ご存知の方も多くいらっしゃるかと思いますが、BRICSとは、ブラジル(B)、ロシア(R)、インド(I)、中国(C)、南アフリカ(S)の頭文字を合わせた呼称の新興経済国のグループです。
現在は当初の5カ国に加え、エジプト、エチオピア、イラン、アラブ首長国連合が加盟(アルゼンチンは加盟を撤回)し、現在時点で9カ国からなる連合です。
このグループの目的は、新興経済国の利益を守り、世界経済での発言力を強化することされていますが
近年では西側諸国の国際秩序に対抗しようと加盟国を拡大する動きが活発化しています。
今回のJMPコラムでは、BRICSの動向、将来の見通し等をご紹介します。
BRICSの主要活動
BRICSは、定期的なサミットの開催、共同経済プロジェクトの推進、開発資金の調達を目的とした新開発銀行(NDB)の設立など、さまざまな活動を行っています。また、技術協力や文化交流も活発に行われています。
加盟申請中の国々
BRICSの影響力が大きくなるにつれ、他の新興国や発展途上国からも加盟申請が増えています。現在タイ、マレーシアなどが加盟を申請しており、これが認められればASEANから初の加盟国となります(インドネシアも加盟を期待されていましたが、現在の政権は時期尚早との判断で保留)。また、トルコも加盟に前向きな姿勢を見せています。
これらの国々はBRICSに加わることで経済的および政治的な利益を期待しています。
加盟国の増加と加盟各国の相互成長により、BRICSの国際的な影響力はさらに強まることは間違いありません。
BRICSの現在の動向
経済的影響力の拡大
BRICS諸国は、それぞれの経済成長を背景に、世界経済での影響力を増しています。特に人口14億人を超えるインドと中国(中国は過渡期とも言えますが)は高い経済成長率を誇り、世界のIT産業、製造業、サービス業の中心地としての地位を確立しつつあります。特にインドはモディ首相のしたたかさも垣間見えます。
政治的協力の深化
BRICS諸国は国際舞台での連携を強めています。例えば、国際連合やG20などの場で共通の立場をとり、発展途上国の声を反映させる努力を続けています。
また、国連やIMF、WTOなどの国際機関での影響力を高め、発展途上国の利益を代表する立場を強化するとも考えられます。
新開発銀行(NDB)の活動
新開発銀行は、BRICS諸国のインフラ開発や持続可能な発展を支援するための資金提供を行っています。これにより、BRICS諸国は自国の経済発展を推進するとともに、他の新興国にも恩恵をもたらしているように映ります。
BRICSの将来の見通し
BRICS諸国の経済成長が今後も続くかどうかは、各国の国内政策や国際経済環境に大きく依存しています。
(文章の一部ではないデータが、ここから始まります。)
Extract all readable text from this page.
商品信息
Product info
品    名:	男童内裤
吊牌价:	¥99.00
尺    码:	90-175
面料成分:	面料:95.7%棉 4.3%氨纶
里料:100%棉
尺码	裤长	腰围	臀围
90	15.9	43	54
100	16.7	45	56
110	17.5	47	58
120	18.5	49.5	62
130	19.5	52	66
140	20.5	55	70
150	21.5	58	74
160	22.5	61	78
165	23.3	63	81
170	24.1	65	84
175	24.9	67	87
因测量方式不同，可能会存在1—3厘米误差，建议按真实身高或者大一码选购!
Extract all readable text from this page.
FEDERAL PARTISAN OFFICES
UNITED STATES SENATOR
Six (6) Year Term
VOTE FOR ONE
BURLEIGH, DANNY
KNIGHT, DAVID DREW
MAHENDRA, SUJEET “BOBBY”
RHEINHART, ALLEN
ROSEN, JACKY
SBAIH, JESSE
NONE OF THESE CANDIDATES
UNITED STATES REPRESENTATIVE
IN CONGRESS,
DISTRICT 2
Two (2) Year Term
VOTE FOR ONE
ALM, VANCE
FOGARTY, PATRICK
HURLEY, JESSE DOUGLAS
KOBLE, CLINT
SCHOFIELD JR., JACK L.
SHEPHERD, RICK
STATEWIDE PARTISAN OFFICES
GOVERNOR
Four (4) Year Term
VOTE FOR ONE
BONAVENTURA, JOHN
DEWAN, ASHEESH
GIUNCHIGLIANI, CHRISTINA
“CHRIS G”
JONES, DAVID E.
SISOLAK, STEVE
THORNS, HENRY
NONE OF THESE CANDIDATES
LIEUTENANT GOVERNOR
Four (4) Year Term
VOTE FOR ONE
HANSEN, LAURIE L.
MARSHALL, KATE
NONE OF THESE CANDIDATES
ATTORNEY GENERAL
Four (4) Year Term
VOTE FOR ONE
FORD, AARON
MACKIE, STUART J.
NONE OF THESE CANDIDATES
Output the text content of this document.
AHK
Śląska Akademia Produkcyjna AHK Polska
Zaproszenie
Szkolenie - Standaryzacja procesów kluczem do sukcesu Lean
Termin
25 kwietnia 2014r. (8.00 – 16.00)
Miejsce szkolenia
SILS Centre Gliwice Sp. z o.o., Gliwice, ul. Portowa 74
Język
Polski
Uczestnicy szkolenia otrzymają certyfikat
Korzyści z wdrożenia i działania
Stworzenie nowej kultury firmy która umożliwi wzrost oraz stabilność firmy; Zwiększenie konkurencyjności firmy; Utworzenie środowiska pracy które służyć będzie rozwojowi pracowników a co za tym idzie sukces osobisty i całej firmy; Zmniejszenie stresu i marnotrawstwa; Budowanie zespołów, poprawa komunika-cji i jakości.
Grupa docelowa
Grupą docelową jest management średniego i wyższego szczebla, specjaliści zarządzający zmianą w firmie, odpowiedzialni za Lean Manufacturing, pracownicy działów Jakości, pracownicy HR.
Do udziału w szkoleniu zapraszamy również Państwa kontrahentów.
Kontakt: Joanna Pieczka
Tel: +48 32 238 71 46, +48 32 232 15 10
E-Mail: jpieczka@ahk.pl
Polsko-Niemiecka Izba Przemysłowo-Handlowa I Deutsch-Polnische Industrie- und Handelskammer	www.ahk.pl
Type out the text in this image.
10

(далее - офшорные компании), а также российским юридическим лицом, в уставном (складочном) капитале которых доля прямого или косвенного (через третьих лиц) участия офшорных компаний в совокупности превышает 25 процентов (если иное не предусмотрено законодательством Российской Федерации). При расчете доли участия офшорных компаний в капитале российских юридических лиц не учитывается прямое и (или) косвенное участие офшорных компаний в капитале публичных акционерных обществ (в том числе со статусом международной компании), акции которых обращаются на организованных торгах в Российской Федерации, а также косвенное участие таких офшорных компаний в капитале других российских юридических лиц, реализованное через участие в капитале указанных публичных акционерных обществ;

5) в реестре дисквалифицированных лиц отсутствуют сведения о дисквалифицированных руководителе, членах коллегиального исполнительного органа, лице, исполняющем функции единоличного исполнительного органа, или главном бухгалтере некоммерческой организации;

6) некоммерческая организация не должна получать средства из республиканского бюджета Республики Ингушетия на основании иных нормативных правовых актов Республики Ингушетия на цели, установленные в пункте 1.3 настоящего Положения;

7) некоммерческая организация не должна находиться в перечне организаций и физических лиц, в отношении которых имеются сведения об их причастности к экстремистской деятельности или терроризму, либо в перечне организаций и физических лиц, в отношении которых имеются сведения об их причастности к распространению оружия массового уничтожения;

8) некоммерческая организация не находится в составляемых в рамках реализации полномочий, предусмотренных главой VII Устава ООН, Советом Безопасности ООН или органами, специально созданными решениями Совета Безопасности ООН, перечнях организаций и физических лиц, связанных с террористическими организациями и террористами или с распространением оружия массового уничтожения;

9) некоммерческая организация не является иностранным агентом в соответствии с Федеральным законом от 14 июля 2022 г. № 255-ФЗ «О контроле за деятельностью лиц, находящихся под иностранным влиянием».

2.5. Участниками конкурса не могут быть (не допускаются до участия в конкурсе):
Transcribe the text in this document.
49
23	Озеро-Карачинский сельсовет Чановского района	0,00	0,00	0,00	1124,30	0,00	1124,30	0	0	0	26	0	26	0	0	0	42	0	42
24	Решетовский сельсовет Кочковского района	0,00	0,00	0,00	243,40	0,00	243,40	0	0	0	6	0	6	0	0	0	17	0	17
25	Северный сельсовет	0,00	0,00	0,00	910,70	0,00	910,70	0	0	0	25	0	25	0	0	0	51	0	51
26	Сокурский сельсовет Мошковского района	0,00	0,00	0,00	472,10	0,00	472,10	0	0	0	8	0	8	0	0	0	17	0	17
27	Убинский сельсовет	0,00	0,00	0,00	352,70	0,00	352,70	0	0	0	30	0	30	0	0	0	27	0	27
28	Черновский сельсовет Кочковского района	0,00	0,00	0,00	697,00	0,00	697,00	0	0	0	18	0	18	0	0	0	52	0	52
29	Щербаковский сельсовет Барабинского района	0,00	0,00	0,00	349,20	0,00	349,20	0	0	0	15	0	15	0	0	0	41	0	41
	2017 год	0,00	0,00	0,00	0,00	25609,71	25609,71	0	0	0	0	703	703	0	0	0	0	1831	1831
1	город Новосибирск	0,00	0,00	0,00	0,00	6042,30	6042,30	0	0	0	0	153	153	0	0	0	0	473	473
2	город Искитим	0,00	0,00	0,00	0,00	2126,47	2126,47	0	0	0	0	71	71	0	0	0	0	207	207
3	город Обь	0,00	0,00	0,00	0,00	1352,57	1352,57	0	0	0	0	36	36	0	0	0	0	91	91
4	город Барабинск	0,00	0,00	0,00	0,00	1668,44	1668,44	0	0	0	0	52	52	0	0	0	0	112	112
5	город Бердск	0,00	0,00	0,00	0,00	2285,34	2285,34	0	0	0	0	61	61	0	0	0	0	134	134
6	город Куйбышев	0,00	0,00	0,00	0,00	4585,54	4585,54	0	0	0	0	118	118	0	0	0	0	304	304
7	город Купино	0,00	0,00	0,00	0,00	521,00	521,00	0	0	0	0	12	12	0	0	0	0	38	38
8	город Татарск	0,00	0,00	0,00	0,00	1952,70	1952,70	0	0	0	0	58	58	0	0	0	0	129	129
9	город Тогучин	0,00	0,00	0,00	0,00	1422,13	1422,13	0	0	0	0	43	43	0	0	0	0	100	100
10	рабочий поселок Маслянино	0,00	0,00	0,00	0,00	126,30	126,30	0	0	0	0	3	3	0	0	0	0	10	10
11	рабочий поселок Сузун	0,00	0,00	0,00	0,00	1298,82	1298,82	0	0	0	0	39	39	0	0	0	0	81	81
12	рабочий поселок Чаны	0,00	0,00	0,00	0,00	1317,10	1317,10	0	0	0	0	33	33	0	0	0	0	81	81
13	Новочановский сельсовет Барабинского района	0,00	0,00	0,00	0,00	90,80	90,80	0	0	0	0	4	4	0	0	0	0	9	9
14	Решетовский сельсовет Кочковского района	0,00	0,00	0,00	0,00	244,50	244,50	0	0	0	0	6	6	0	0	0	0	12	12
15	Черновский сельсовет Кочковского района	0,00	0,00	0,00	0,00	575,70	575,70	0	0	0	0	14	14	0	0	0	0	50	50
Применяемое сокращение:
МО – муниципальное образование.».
今後は加盟各国のソフト・ハード両面のインフラ整備や教育の充実、技術革新を一定水準まで引き上げることができるのかが、成長・成功の鍵と言われています。
しかしながらBRICSは決して一枚岩ではありません。
加盟国間の政治的・経済的な違いや、
価値観、外交方針の違いが将来的な協力の障害となる可能性も囁かれています。
先日ロシアのプーチン大統領が訪朝したことは記憶に新しいですが、
続いてベトナムへ訪問していることは、メディアではあまり報じられていないようです。
BRICSも各国がそれぞれに抱える情勢は様々で、各国の利害や思惑などが複雑に絡んでいますので、
今後も引き続き動向を注視して行く必要があります。
人口や天然資源、産業などBRICSのポテンシャルはすでに世界経済に大きな影響を与えていますし、
まさに西側諸国の世界秩序と拮抗する勢力にもなりつつあるのかもしれません。
日本、そして沖縄はこうした世界の勢力図を眺めながら、これからの事業戦略やリスクヘッジを
構想していく必要がありますね。